Lessons in Marriage #1: An exposition of Genesis 1-3; Ephesians 5. This message by Pastor Rod Harris was delivered at Trinity Baptist Church on Sunday Morning, May 17, 2009.
Introduction
Marriage is so important and yet today must fight an uphill battle. Sometime back I was sick several days and found myself watching the Biography Channel for a good portion of the day. I watched as celebrity after celebrity was paraded before me as they recounted failed marriage after failed marriage. One couple’s 15-year marriage was lauded as a great achievement (It was his 3rd marriage and her second). Sociologists have even given up on the idea of a lifetime monogamous relationship and are now calling for multiple monogamous relationships. You can have as many as you need just be faithful during the relationship – whether it be for a week or 5 years. We must also acknowledge that Christians are not immune from marital struggles or failure as the church now boasts the same divorce rate as the general population. Why is this so tragic?
Husbands, love your wives, as Christ loved the church and gave himself up for her, that he might sanctify her, having cleansed her by the washing of water with the word, so that he might present the church to himself in splendor, without spot or wrinkle or any such thing, that she might be holy and without blemish.
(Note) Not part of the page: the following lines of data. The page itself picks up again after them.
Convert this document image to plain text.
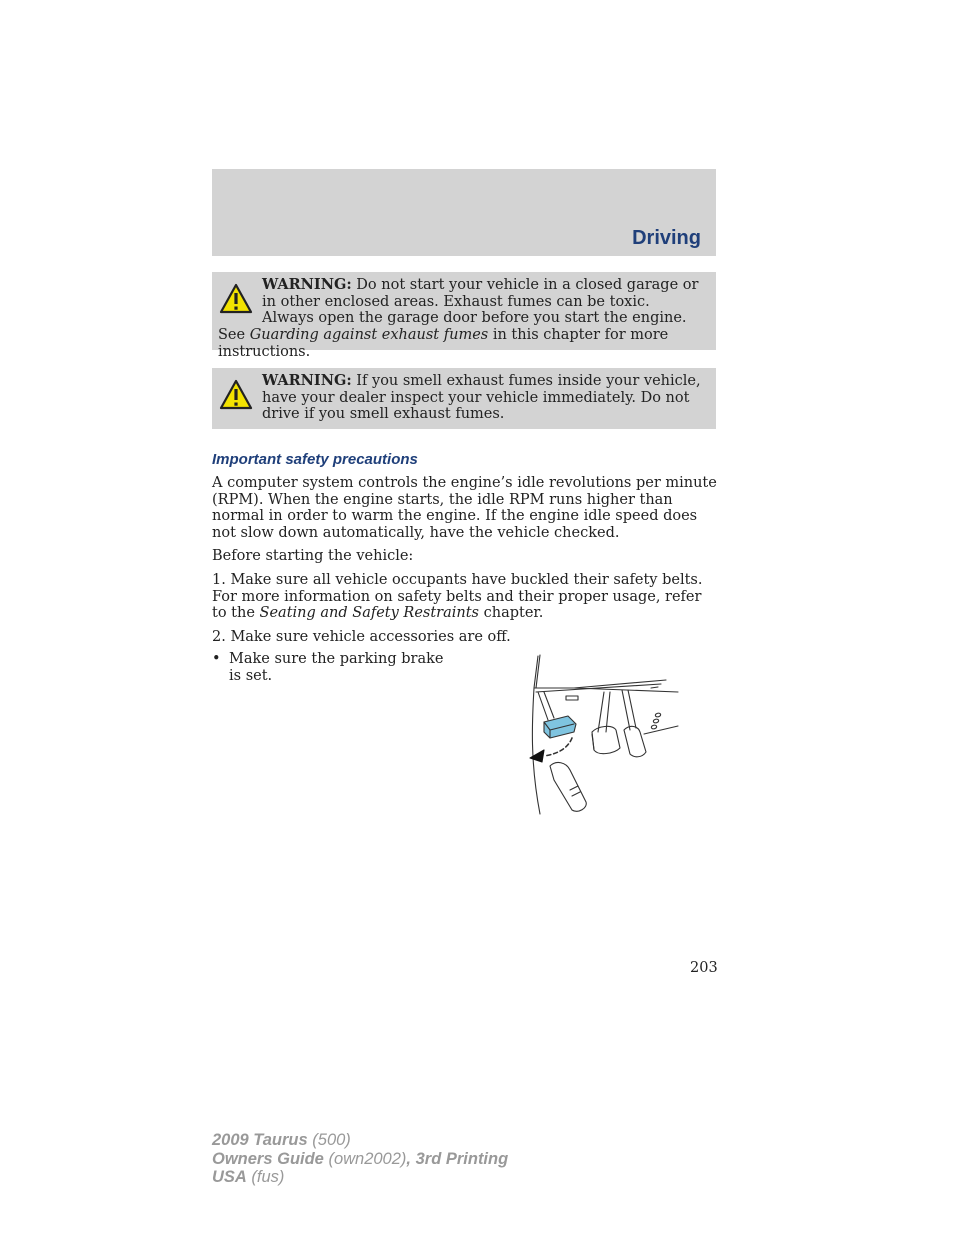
Driving
WARNING: Do not start your vehicle in a closed garage or in other enclosed areas. Exhaust fumes can be toxic. Always open the garage door before you start the engine. See Guarding against exhaust fumes in this chapter for more instructions.
WARNING: If you smell exhaust fumes inside your vehicle, have your dealer inspect your vehicle immediately. Do not drive if you smell exhaust fumes.
Important safety precautions

A computer system controls the engine’s idle revolutions per minute (RPM). When the engine starts, the idle RPM runs higher than normal in order to warm the engine. If the engine idle speed does not slow down automatically, have the vehicle checked.

Before starting the vehicle:

1. Make sure all vehicle occupants have buckled their safety belts. For more information on safety belts and their proper usage, refer to the Seating and Safety Restraints chapter.

2. Make sure vehicle accessories are off.

• Make sure the parking brake is set.
203
2009 Taurus (500)
Owners Guide (own2002), 3rd Printing
USA (fus)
In the same way husbands should love their wives as their own bodies. He who loves his wife loves himself. For no one ever hated his own flesh, but nourishes and cherishes it, just as Christ does the church, because we are members of his body. “Therefore a man shall leave his father and mother and hold fast to his wife, and the two shall become one flesh.” This mystery is profound, and I am saying that it refers to Christ and the church.
(Ephesians 5:25-32)
God was not seeking some way to illustrate the relationship of Christ and his church so he chose marriage. Rather marriage was created as the illustration of Christ and his church. Our marriages speak of Christ. This is important. This matters. I hope to share some things with you over the next few weeks that will help you as you seek to honor Christ through your marriage. I’m not going to tell you anything earth-shaking or revolutionary but I hope to give you some encouragement and remind you of some things that can help you along the way.
Let’s begin by stating some presuppositions:
- The perfect marriage does not exist so quit trying to create it.
- Marriage is a relationship – that means it is work.
- Marriage is not a 50/50 proposition.
- She is not your mother.
- He is not your father.
THE BIBLICAL BASIS FOR MARRIAGE
Genesis 1:26-28, Genesis 2:24-25
The first thing I want us to note therefore is that marriage is God’s idea!
4 ESSENTIALS FOR A GODLY MARRIAGE
- Severance – Genesis 2:24
- Permanence – Genesis 2:24
- Unity – Genesis 2:24
- Intimacy – Genesis 2:25
Two primary obligations:
- Wives: to know yourself so well and to respect yourself so much that you give yourself to your husband without hesitation.
- Husbands: to love your LORD so deeply and to accept yourself so completely that you give yourself to your wife without conditions.
3 MARRIAGE KILLERS
- Self-Consciousness
- Isolation
- Abandonment
How do we avoid these mistakes or get back once we’ve wandered off? That’s coming but let me say in closing, “The way back is always the same – repent and return.”